This post was updated Nov. 3 at 2:37 a.m.
Down 10 points after eight minutes.
Down 20 after 20.
The best UCLA team since 1978’s championship-winning squad was stopped 85-51 in its first-ever NCAA Final Four appearance April 4 – unable to surpass a title-bound UConn bunch led by 2025 WNBA first overall pick Paige Bueckers.
Six months later, No. 3 UCLA women’s basketball is set to commence the 2025-26 season Monday – the last potential championship campaign for the eight seniors and graduate students who make up two thirds of the roster.
It’s a tall task, but this season is national-championship-or-bust for the Bruins – and fans seem to know it, with season tickets sold out for the first time in program history.
The Bruins – who entered last year’s March Madness tournaments with the No. 1 overall seed, won the Big Ten tournament, were ranked No. 1 in the nation for 12 weeks and went 34-3 with 23 straight wins – return all but one starter, including preseason All-American and ESPN’s projected 2026 WNBA No. 1 overall pick senior center Lauren Betts, who averaged 20.2 points and 9.5 rebounds last season.
Graduate student guards Gianna Kneepkens – who transferred from Utah in May – and Charlisse Leger-Walker – who transferred from Washington State in 2024 but did not appear last season due to an ACL tear – also join the fold with a combined 209 collegiate games played.

Kneepkens recorded a career-high 19.3 points per game and a 44.8% clip from beyond the arc in 2024-25 – stats that would have ranked second and first for the Bruins last season, respectively – and Leger-Walker recorded four double-doubles and two triple-doubles in her final Cougar campagin.

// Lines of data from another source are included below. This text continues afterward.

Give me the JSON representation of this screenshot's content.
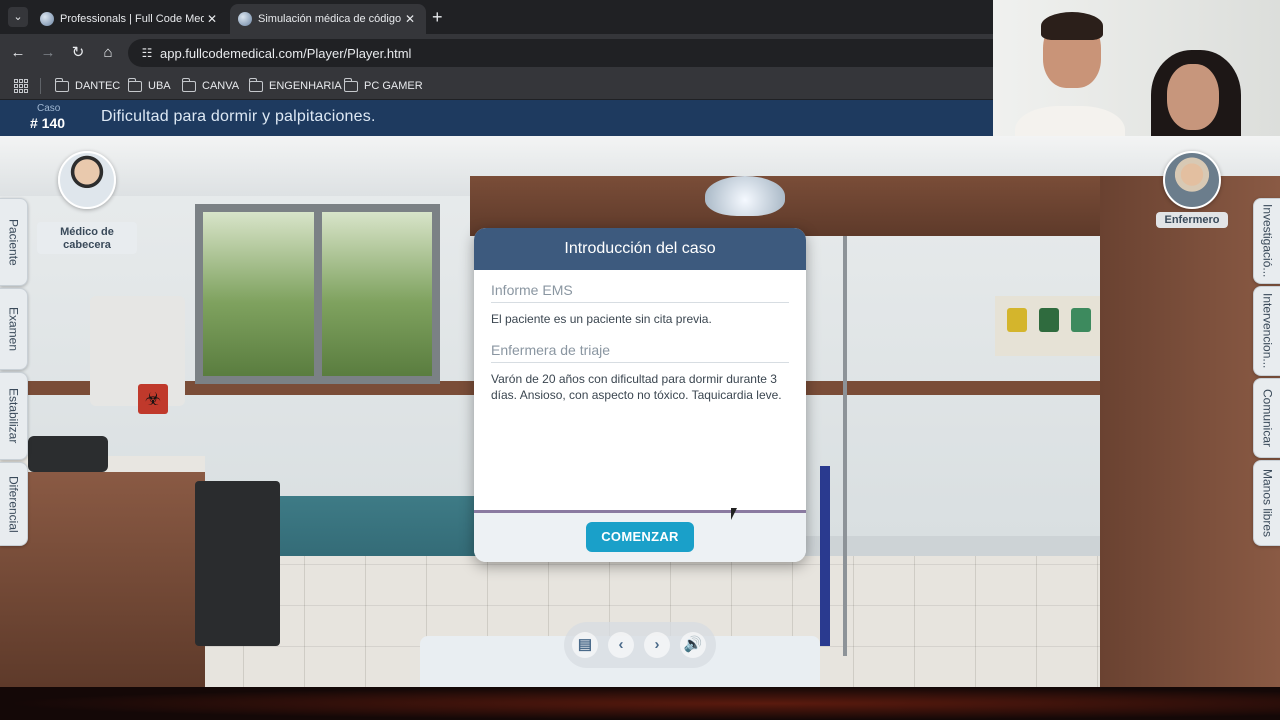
{
  "browser": {
    "tabs": [
      {
        "title": "Professionals | Full Code Medic",
        "active": false
      },
      {
        "title": "Simulación médica de código c",
        "active": true
      }
    ],
    "url": "app.fullcodemedical.com/Player/Player.html",
    "bookmarks": [
      "DANTEC",
      "UBA",
      "CANVA",
      "ENGENHARIA",
      "PC GAMER"
    ]
  },
  "case": {
    "label": "Caso",
    "number": "# 140",
    "title": "Dificultad para dormir y palpitaciones."
  },
  "left_tabs": [
    "Paciente",
    "Examen",
    "Estabilizar",
    "Diferencial"
  ],
  "right_tabs": [
    "Investigació...",
    "Intervencion...",
    "Comunicar",
    "Manos libres"
  ],
  "characters": {
    "doctor_label": "Médico de cabecera",
    "nurse_label": "Enfermero"
  },
  "modal": {
    "title": "Introducción del caso",
    "sections": [
      {
        "heading": "Informe EMS",
        "text": "El paciente es un paciente sin cita previa."
      },
      {
        "heading": "Enfermera de triaje",
        "text": "Varón de 20 años con dificultad para dormir durante 3 días. Ansioso, con aspecto no tóxico. Taquicardia leve."
      }
    ],
    "button": "COMENZAR"
  },
  "colors": {
    "header_bg": "#1e3a5f",
    "modal_header": "#3d5a7e",
    "button": "#1aa0c9"
  }
}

Freshman forward Sienna Betts highlights UCLA’s three-person freshman class as the No. 2 recruit in the nation but will miss the season opener with an undisclosed lower leg injury, coach Cori Close said Oct. 29.
Senior guards Kiki Rice – a former No. 2 recruit herself and another projected 2026 WNBA first-round pick – and Gabriela Jaquez return to Westwood after finishing second and third, respectively, in points for the Bruins last season. But like Lauren Betts, Kneepkens, Leger-Walker, Rice and Jaquez also enter their final collegiate seasons.
In fact, seven of UCLA’s 12 rostered players are in their final year of eligibility.
The only non-first-year or final-year Bruin is redshirt sophomore forward Amanda Muse, who appeared in 19 games and averaged just 7.7 minutes on the court.
Additionally, all four of UCLA’s 2024-25 freshmen departed after just one season.
This season is all that matters.
After exiting 2023’s and 2024’s March Madness in the Sweet Sixteen and breaking through to the Final Four for the first time in program history last spring, the 2025-26 campaign will define this era of UCLA women’s basketball.
Nothing will change the records that UCLA’s 2025 Final Four squad set, but whether they are remembered as the team’s peak or the catalyst for an eventual national-title run remains up in the air.

Although UCLA will dodge preseason No. 1 UConn and No. 2 South Carolina in its non-conference slate, it will still face four ranked opponents – three in the top 10 – in its first nine games.
And the Bruins will face five of the six ranked teams in the Big Ten – which boasts the most preseason top-25 teams of any conference besides the SEC, which has eight.
UCLA is largely considered a basketball school – historically because of the men’s basketball program. But the men’s team hasn’t won a title in 30 years and has just two championships over the past 50 years.
Does that sound like a blue blood?
The Bruins’ best chance at putting Westwood and Pauley Pavilion back on the map lies with Close, Lauren Betts and the 11 other players of the women’s team.